Apple’s restrictions make iBooks textbooks unsuitable for assignment to classes, unless the school is willing to give every student an iPad. Those who use other devices would be left out in the cold.

Apart from the restrictions, does Apple’s new format offer anything exciting? My own reaction, from briefly looking at a few sample books on a co-worker’s iPad, is that the interactive graphics are attention-getting, but the most important form of “interactivity” with a textbook is trying things out on your own — playing with the equations, writing sentences in the language, whatever. The best accessory for that is still a pencil and paper.

Undocumented “open” formats

Recently I learned that I can’t upgrade to a current version of Finale Allegro, a music entry program, except by getting the very expensive full version or taking a step downward to PrintMusic. Since I don’t want to lose all my files when some “upgrade” makes Allegro stop working, I’ve been looking for alternatives. MuseScore has its attractions; it’s open source, powerful, and generally well regarded. But I ran across this discussion on the MuseScore forum, which has me just a bit worried. According to “Thomas,” whose user ID is 1 and so probably speaks with authority, “As the MuseScore format is still being shaped on a daily basis, we haven’t put any effort yet to create a schema.”

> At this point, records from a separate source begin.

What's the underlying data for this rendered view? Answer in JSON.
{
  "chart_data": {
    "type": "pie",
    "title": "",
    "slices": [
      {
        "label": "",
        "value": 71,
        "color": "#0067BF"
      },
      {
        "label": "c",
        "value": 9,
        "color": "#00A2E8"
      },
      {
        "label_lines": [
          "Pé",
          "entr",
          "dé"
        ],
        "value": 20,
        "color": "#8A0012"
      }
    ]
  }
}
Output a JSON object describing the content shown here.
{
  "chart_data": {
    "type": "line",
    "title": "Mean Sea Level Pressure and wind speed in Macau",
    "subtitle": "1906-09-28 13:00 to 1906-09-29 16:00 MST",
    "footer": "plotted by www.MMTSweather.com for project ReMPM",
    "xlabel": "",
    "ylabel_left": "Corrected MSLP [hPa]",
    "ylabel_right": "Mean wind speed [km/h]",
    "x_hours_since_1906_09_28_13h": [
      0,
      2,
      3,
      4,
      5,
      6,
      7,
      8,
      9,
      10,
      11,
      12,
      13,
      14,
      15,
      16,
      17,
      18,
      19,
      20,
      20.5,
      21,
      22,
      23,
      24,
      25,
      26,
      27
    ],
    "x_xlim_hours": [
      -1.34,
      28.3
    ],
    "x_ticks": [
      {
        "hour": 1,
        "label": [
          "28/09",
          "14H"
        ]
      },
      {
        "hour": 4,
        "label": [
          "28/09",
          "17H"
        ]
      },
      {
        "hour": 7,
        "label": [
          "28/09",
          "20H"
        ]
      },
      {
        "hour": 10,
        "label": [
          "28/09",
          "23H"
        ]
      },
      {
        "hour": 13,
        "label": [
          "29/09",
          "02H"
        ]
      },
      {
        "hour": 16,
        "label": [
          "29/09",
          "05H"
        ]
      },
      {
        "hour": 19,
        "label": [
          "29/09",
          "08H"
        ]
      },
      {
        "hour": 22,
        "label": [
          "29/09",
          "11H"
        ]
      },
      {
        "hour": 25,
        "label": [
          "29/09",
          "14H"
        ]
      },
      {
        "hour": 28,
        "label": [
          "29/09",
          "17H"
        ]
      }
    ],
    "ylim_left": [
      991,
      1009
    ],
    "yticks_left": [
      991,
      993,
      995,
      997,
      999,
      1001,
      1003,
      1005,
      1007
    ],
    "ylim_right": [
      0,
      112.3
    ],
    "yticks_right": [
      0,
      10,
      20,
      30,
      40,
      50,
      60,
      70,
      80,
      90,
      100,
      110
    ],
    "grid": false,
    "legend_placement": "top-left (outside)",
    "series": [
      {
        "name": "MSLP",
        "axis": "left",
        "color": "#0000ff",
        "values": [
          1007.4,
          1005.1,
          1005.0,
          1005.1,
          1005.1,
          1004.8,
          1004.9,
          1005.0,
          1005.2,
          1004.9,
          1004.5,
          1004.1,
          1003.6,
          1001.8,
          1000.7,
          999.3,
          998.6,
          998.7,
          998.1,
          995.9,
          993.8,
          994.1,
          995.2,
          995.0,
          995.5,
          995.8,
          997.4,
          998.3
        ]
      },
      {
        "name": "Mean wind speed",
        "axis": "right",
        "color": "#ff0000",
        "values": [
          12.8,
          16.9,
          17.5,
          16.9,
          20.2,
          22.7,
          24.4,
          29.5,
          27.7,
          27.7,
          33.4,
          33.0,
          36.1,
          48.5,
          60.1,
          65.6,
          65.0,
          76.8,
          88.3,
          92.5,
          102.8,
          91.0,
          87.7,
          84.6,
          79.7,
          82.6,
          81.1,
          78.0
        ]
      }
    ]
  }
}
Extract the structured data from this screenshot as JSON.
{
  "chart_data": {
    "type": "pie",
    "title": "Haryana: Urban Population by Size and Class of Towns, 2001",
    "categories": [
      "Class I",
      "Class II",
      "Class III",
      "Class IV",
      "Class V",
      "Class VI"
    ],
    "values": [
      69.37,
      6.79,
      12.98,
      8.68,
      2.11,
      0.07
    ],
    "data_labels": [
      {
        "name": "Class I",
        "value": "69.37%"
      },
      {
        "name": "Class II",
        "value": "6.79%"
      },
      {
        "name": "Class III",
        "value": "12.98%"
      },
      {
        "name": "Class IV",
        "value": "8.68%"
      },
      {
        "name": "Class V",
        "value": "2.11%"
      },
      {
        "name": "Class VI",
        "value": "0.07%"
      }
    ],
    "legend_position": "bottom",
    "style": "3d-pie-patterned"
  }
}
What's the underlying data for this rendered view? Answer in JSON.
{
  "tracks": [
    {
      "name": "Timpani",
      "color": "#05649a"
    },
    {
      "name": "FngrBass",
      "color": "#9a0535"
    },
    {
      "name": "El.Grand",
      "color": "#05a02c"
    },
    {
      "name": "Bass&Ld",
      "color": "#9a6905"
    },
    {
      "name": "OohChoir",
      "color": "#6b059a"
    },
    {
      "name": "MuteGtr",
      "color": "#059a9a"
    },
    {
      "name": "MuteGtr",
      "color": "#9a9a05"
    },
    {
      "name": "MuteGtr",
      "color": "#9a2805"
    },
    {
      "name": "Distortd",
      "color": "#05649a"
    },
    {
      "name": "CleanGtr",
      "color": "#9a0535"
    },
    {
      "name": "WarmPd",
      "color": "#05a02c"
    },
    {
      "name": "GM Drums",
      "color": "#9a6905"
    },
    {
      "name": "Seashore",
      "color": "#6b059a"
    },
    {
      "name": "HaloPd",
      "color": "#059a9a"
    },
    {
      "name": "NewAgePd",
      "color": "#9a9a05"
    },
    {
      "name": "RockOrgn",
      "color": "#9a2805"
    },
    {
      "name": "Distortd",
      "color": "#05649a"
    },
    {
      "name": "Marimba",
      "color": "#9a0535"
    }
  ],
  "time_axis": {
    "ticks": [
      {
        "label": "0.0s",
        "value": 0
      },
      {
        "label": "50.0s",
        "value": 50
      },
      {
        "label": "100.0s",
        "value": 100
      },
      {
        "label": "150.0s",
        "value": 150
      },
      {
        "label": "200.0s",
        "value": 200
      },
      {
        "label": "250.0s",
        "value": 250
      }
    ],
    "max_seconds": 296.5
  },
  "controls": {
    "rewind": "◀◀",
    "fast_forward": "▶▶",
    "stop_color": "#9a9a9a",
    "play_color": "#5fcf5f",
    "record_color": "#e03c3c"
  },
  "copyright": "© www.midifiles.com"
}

This doesn’t encourage me to use MuseScore. Even though it’s an “open” application, its format isn’t open in any meaningful sense. You can download the code and reverse-engineer it, of course, but it’s going to change in the next version. While I’m sure the developers will try not to break files created with earlier versions, there’s no guarantee they’ll succeed, and they’re likely to be especially careless about compatibility with files that are more than a few versions old.

You can export files to MusicXML, which is standardized, but in trying this out I came upon a disturbing bug. If I edit the file and save the changes, they’re saved not to the .xml file but to a .mcsz file, MuseScore’s native format. If there’s already an older file with that name, it gets overwritten without warning.

The dichotomy between “open” and “proprietary” formats is the wrong one. There are many formats which are trademarked by a business and their documentation copyrighted, but if the documentation is public and the format not encumbered by patents, anyone can use it. Formats which are created by open-source code but are undocumented and subject to change might are effectively closed formats.

This post grew, in part, from my thoughts on avoiding data loss due to format obsolescence, which is this topic of this week’s post on Files That Last.